Bei allen Bemühungen, die Mitarbeiter auf die Bedeutung von Informationssicherheit aufmerksam zu machen, sollte eine positive und konstruktive Grundstimmung bewahrt werden. Ständige Angst vor Sicherheitsvorfällen kann einerseits zur Verdrängung von Sicherheitsproblemen und andererseits zu Panikreaktionen verleiten.

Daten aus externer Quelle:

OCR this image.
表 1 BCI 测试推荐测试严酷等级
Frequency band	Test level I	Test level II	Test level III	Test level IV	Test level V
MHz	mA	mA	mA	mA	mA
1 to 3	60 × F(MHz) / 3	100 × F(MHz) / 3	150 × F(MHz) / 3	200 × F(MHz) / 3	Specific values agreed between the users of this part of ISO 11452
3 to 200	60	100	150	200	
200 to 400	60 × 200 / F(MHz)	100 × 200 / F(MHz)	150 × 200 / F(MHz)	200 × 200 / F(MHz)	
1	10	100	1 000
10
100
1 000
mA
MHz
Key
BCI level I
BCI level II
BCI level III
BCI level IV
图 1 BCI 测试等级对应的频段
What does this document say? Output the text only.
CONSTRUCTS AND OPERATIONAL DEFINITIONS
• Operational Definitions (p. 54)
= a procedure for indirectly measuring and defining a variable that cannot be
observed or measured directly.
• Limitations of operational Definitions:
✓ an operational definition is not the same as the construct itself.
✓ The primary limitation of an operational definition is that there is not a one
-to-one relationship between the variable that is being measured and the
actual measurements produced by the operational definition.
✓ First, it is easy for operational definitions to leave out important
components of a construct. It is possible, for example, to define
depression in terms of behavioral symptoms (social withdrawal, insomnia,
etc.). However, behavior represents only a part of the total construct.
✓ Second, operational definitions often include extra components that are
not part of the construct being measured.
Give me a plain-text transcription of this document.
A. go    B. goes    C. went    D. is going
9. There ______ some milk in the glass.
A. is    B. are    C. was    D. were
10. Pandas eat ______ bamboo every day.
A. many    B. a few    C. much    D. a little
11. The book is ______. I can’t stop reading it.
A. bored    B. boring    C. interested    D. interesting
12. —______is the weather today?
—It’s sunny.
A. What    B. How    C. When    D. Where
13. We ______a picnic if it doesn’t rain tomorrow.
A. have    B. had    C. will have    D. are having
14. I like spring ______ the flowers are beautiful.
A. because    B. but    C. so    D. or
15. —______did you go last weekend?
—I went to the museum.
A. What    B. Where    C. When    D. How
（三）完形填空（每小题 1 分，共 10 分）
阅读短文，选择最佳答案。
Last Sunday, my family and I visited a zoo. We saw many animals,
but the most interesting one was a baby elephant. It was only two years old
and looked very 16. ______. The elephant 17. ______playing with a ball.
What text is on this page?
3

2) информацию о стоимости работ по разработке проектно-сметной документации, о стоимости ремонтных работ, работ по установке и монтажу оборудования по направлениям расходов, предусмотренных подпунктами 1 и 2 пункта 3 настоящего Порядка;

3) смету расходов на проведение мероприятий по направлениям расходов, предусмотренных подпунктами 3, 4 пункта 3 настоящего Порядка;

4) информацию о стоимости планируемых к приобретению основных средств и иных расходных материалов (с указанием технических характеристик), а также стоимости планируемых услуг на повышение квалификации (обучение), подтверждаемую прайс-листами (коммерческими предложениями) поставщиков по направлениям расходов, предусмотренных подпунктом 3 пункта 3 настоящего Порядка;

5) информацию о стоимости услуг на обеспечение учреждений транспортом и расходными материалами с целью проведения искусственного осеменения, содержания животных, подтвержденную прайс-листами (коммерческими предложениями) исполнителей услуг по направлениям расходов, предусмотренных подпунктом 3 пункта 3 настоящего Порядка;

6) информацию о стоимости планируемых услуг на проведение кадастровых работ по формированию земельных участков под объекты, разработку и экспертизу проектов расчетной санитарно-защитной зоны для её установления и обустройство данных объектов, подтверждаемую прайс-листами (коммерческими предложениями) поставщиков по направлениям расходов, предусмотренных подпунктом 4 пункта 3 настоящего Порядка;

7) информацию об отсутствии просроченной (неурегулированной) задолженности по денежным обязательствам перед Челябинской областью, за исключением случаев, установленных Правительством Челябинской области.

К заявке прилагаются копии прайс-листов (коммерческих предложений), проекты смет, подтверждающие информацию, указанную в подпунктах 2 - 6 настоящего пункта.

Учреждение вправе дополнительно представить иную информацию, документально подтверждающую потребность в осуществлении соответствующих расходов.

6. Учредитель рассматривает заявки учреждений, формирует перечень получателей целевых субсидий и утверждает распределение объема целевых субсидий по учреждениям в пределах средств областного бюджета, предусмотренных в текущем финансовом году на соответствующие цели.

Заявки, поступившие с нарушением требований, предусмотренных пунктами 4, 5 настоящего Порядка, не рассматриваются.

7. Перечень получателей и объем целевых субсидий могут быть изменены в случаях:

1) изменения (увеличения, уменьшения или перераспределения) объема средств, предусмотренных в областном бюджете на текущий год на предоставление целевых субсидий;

Die folgenden Beispiele zeigen, dass Planspiele von sehr einfach zu realisierenden Übungen, die im Rahmen einer Schulung durchgeführt werden können, bis hin zu komplexen Simulationsübungen reichen können. Die Aufgabe der verantwortlichen Planer ist es nun, entsprechend den Erfordernissen der unterschiedlichen Zielgruppen die geeigneten Szenarien zu entwickeln.

Tragen von Mitarbeiterausweisen

Durch kurze Rollenspiele können Mitarbeiter sehr gut üben, wie sie sich verhalten sollen, wenn sie innerhalb der Institution organisationsfremde Personen antreffen. Es kann eingeübt werden, wie die Mitarbeiter optimal auf diese Situation reagieren können, beispielsweise indem sie anbieten, die Externen "zu ihrer besseren Orientierung" zum Gesprächspartner zu begleiten. Auch der Umgang mit Besuchern, die die Hausregeln kennen, aber verweigern, kann trainiert werden, beispielsweise wenn ein Besucher das Tragen eines Ausweises ablehnt, weil er persönlich mit dem Geschäftsführer bekannt sei.

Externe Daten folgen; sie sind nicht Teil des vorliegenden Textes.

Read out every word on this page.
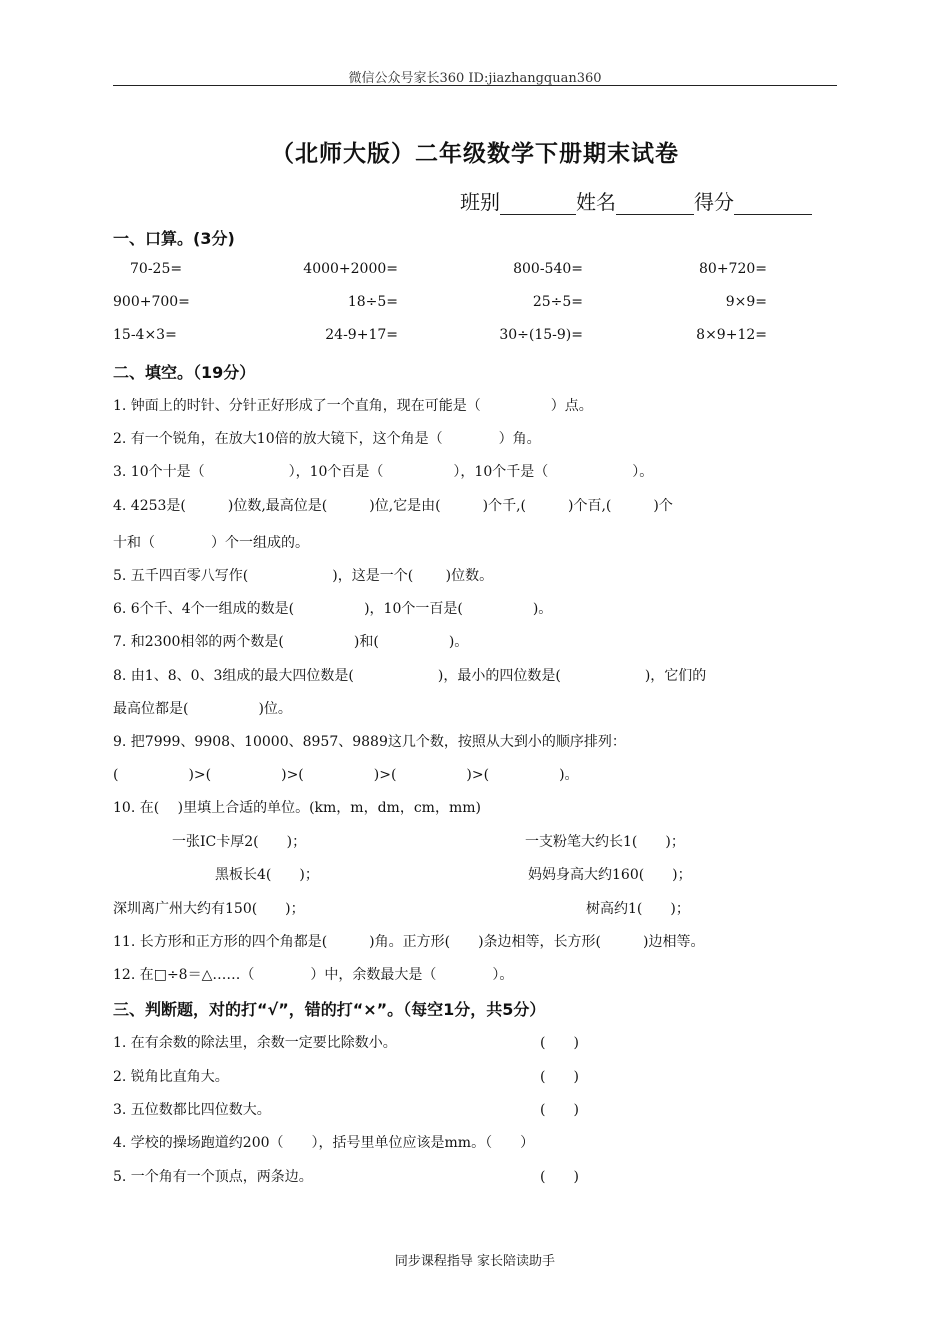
微信公众号家长360 ID:jiazhangquan360
（北师大版）二年级数学下册期末试卷
班别	姓名	得分
一、口算。(3分)
70-25=	4000+2000=	800-540=	80+720=
900+700=	18÷5=	25÷5=	9×9=
15-4×3=	24-9+17=	30÷(15-9)=	8×9+12=
二、填空。（19分）
1. 钟面上的时针、分针正好形成了一个直角，现在可能是（　　　　　）点。
2. 有一个锐角，在放大10倍的放大镜下，这个角是（　　　　）角。
3. 10个十是（　　　　　　），10个百是（　　　　　），10个千是（　　　　　　）。
4. 4253是(　　　)位数,最高位是(　　　)位,它是由(　　　)个千,(　　　)个百,(　　　)个
十和（　　　　）个一组成的。
5. 五千四百零八写作(　　　　　　)，这是一个(　　 )位数。
6. 6个千、4个一组成的数是(　　　　　)，10个一百是(　　　　　)。
7. 和2300相邻的两个数是(　　　　　)和(　　　　　)。
8. 由1、8、0、3组成的最大四位数是(　　　　　　)，最小的四位数是(　　　　　　)，它们的
最高位都是(　　　　　)位。
9. 把7999、9908、10000、8957、9889这几个数，按照从大到小的顺序排列：
(　　　　　)>(　　　　　)>(　　　　　)>(　　　　　)>(　　　　　)。
10. 在(　 )里填上合适的单位。(km，m，dm，cm，mm)
一张IC卡厚2(　　)；	一支粉笔大约长1(　　)；
黑板长4(　　)；	妈妈身高大约160(　　)；
深圳离广州大约有150(　　)；	树高约1(　　)；
11. 长方形和正方形的四个角都是(　　　)角。正方形(　　)条边相等，长方形(　　　)边相等。
12. 在□÷8＝△……（　　　　）中，余数最大是（　　　　）。
三、判断题，对的打“√”，错的打“×”。（每空1分，共5分）
1. 在有余数的除法里，余数一定要比除数小。	(　　)
2. 锐角比直角大。	(　　)
3. 五位数都比四位数大。	(　　)
4. 学校的操场跑道约200（　　），括号里单位应该是mm。（　　）
5. 一个角有一个顶点，两条边。	(　　)
同步课程指导 家长陪读助手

Social-Engineering-Attacken

Im Rahmen von Simulationen können Mitarbeiter üben, wie sie sich bei Social-Engineering-Attacken verhalten sollen. Dazu werden die ausgewählten Zielgruppen wie z. B. IT-Betreuer und verschiedene Administratorengruppen in einer gemeinsamen Simulation mit vermeintlich harmlosen Anfragen konfrontiert. Erst durch das fachübergreifende Betrachten dieser Anfragen wird deutlich, dass hier ein Angriff vorliegt. Ziel der Simulation ist es, diese Zusammenhänge durch entsprechende Übungen herauszufinden, um im Anschluss in definierter Art und Weise reagieren zu können. Diese Art von Simulation lässt sich in der Praxis sehr gut durch Workshops mit Moderationsmaterialien wie Pinnwand und Moderationskarten durchführen.

Simulationsübungen

Besonders wichtig sind Simulationen, in denen die Behandlung von Sicherheitsvorfällen bis hin zu Notfallsituationen geübt wird. Sie sollen Mitarbeiter in die Lage versetzen, zugeordnete Rollen und Verantwortlichkeiten innerhalb eines Szenarios auch unter erschwerten Bedingungen (Anspannung, Häufung von Anweisungen, unklare oder oft wechselnde Sachlage, Ressourcenmangel, Kommunikationsprobleme etc.) möglichst sicher wahrzunehmen. Das Ziel von Simulationen liegt primär im Training persönlicher Fähigkeiten anhand repräsentativer Szenarien, die dann in möglichst vielen Vorfallssituationen genutzt werden können. Daher sollte eine Simulation von einem erfahrenen Trainer geleitet werden, der nach ihrer Durchführung im Rahmen eines Reviews mit den Teilnehmern ihre Erfahrungen diskutiert und vertieft (siehe M 6.117 Tests und Notfallübungen ).

Prüffragen:

  • Werden schwierige Situationen in Planspielen trainiert?

  • Sind Sensibilisierungs- und Schulungsinhalte auf die sinnvolle Unterstützung durch Planspiele geprüft worden?